On Oct. 16, the Cadwalader law firm released a report investigating alleged academic integrity breaches in the African and African American and Diaspora Studies department at UNC Chapel Hill.
The report detailed how Deborah Crowder, a student services manager, worked with curriculum chair Julius Nyang’oro and other unnamed faculty members to set up a system of “paper classes” in which students could earn high grades with very little effort.
Many Chapel Hill student-athletes took these classes, often at the behest of coaches, to keep their GPAs within NCAA standards.
“It’s really surprising that something this academically flawed could happen at a school that pushes their honor code so much,” said UNC first-year, former Early College student at Guilford and 2014 winner of the Morehead-Cain Scholarship Rishab Revankar.
The paper classes emerged in 1993 and persisted until more faculty realized what was going on.
According to the Cadwalader report, the school immediately self-reported the violations to the NCAA in 2011 and started more thorough investigations into the department and its suspicious classes. A pending criminal investigation prevented the investigators from interviewing Nyang’oro and Crowder, and a conclusion remained elusive.
Two years later, doors began to open up.
“(The stalemate) changed at the end of 2013, once the criminal investigation came to an end and the University learned that it would have access to Debby Crowder and to the information from the State Bureau of Investigation’s criminal investigation,” reads the law firm’s report.

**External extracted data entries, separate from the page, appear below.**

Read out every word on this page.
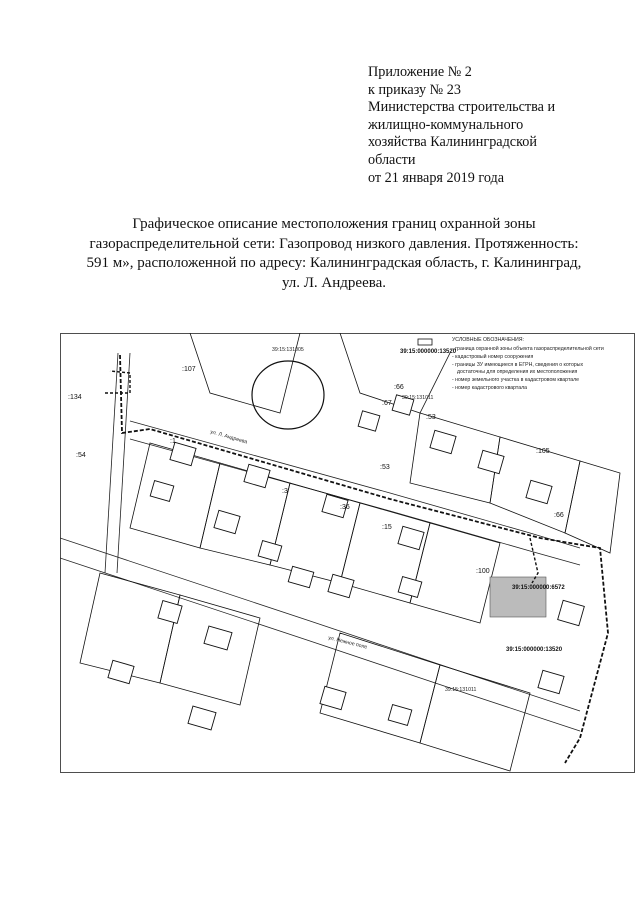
Приложение № 2
к приказу № 23
Министерства строительства и
жилищно-коммунального
хозяйства Калининградской
области
от 21 января 2019 года
Графическое описание местоположения границ охранной зоны
газораспределительной сети: Газопровод низкого давления. Протяженность:
591 м», расположенной по адресу: Калининградская область, г. Калининград,
ул. Л. Андреева.
УСЛОВНЫЕ ОБОЗНАЧЕНИЯ:
- граница охранной зоны объекта газораспределительной сети
- кадастровый номер сооружения
- границы ЗУ имеющиеся в ЕГРН, сведения о которых
достаточны для определения их местоположения
- номер земельного участка в кадастровом квартале
- номер кадастрового квартала
39:15:131005
39:15:131011
39:15:131011
39:15:000000:13520
39:15:000000:6572
39:15:000000:13520
ул. Л. Андреева
ул. Нежное поле
:107
:134
:54
:1
:3
:36
:15
:66
:67
:53
:53
:105
:66
:100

“The University retained (The Cadwalader Wickersham and Taft Law Firm) to take advantage of this opportunity and conduct a thorough, probing investigation to answer the lingering open questions about the paper class scheme.”
The release of the findings, which revealed a system more dishonest than first suspected, stirred many in the college athletics community.
“I really feel sorry for the kids,” said Guilford head football coach Chris Rusiewicz. “The advantage (of attending Chapel Hill) is you have a chance to educate yourself, and these classes can’t be beneficial.”
Similar sentiments abound on Chapel Hill’s campus, where many still support their school’s student-athletes.
“This doesn’t change how I feel about the athletes at all,” said UNC first-year George Pancil. “I still think they all work hard as athletes and as students.”
Some on campus blame the administration.
“I think it takes away from the administration’s face and reliability,” said a UNC first-year who preferred to be quoted as “Thomas.”
“They’re in charge, it’s their job to know everyone’s business.”
As the basketball season gets rolling and football enters its final stretch, the scandal looms over the campus.
“Morale is still pretty high around here,” said Revankar. “But it’s much lower outside of UNC’s campus.”
The UNC Chapel Hill faculty must do something to permanently address the problem and show the world they still demand integrity.
Sooner or later they will need new athletes, new students and new faculty. Without the guarantee of honesty and integrity, how can the school build a team that wins on and off the field?